That export performance of the Brics has beendisappointing in recent years is well known. What hasn’t been appreciated is the extraordinary lengths the governments of Brazil, Russia, India, China and South Africa have gone to boost their exports. Indeed, once such initiatives are taken into account, recent export performance is cast in a worse light, raising the question—is the Brics competitiveness problem worse than previously thought?
At the end of May 2015, the OECD published data on the first quarter’s exports and imports of leading trading nations, including those for Brics. This data showed that in US dollar terms the total value of each Brics nation’s exports was falling. Worse, the exports of Brazil, India, Russia, and South Africa have essentially stagnated over the past four years or deteriorated significantly. China’s exports appear to have plateaued at the end of 2014 (see Figure 1).

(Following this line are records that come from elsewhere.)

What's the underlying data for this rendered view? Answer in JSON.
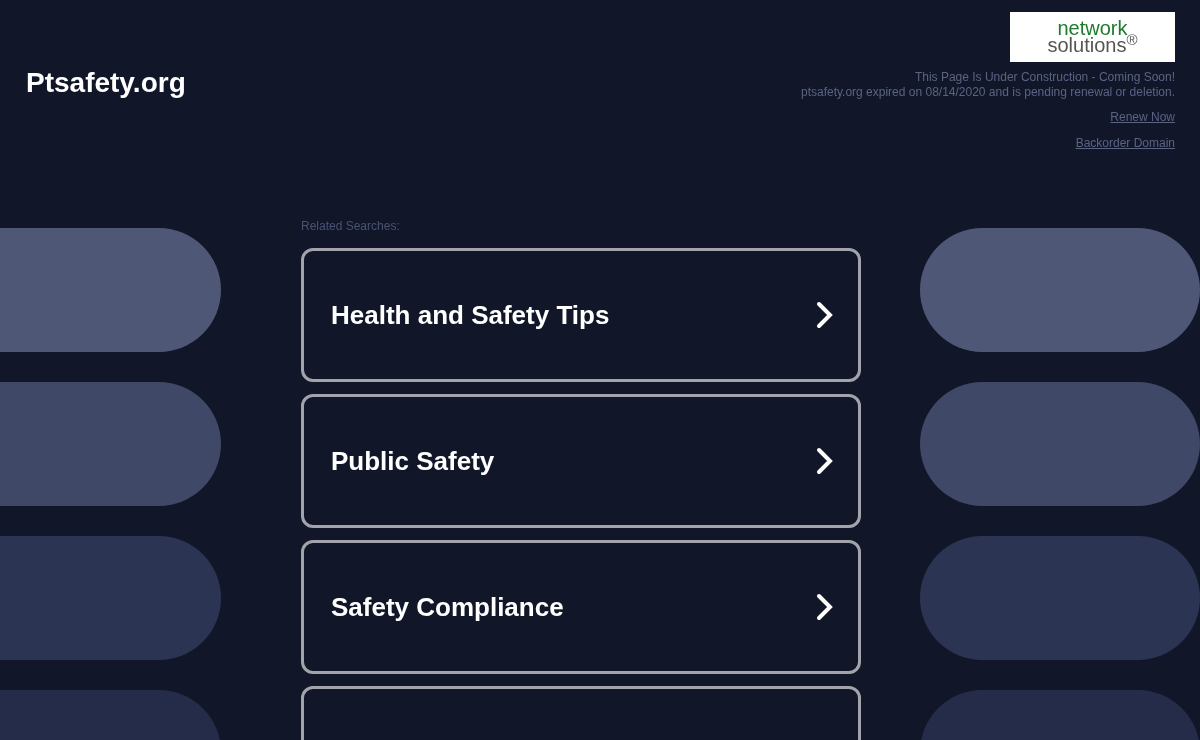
{
  "site_title": "Ptsafety.org",
  "logo": {
    "line_1": "network",
    "line_2": "solutions$^{®}$"
  },
  "notice": [
    "This Page Is Under Construction - Coming Soon!",
    "ptsafety.org expired on 08/14/2020 and is pending renewal or deletion."
  ],
  "links": [
    "Renew Now",
    "Backorder Domain"
  ],
  "related_label": "Related Searches:",
  "results": [
    {
      "kind": "link",
      "label": "Health and Safety Tips"
    },
    {
      "kind": "link",
      "label": "Public Safety"
    },
    {
      "kind": "link",
      "label": "Safety Compliance"
    },
    {
      "kind": "cut-off"
    }
  ]
}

The Brics have gone to great lengths to artificially stimulate their exports. They have joined the export financing game. Recently, the FT reported that China had quadrupled its export financing to over $400bn in just five years. (For reference: US export financing lies well below $50bn.) On May 12, 2015 a bill was put before the Russian parliament to expand the support given by Vnesheconombank to exporters. India, by contrast, establishes funds for specified trading partners which can be drawn down if purchases of Indian products are made. In recent years Brazil has taken nine steps to bolster export financing.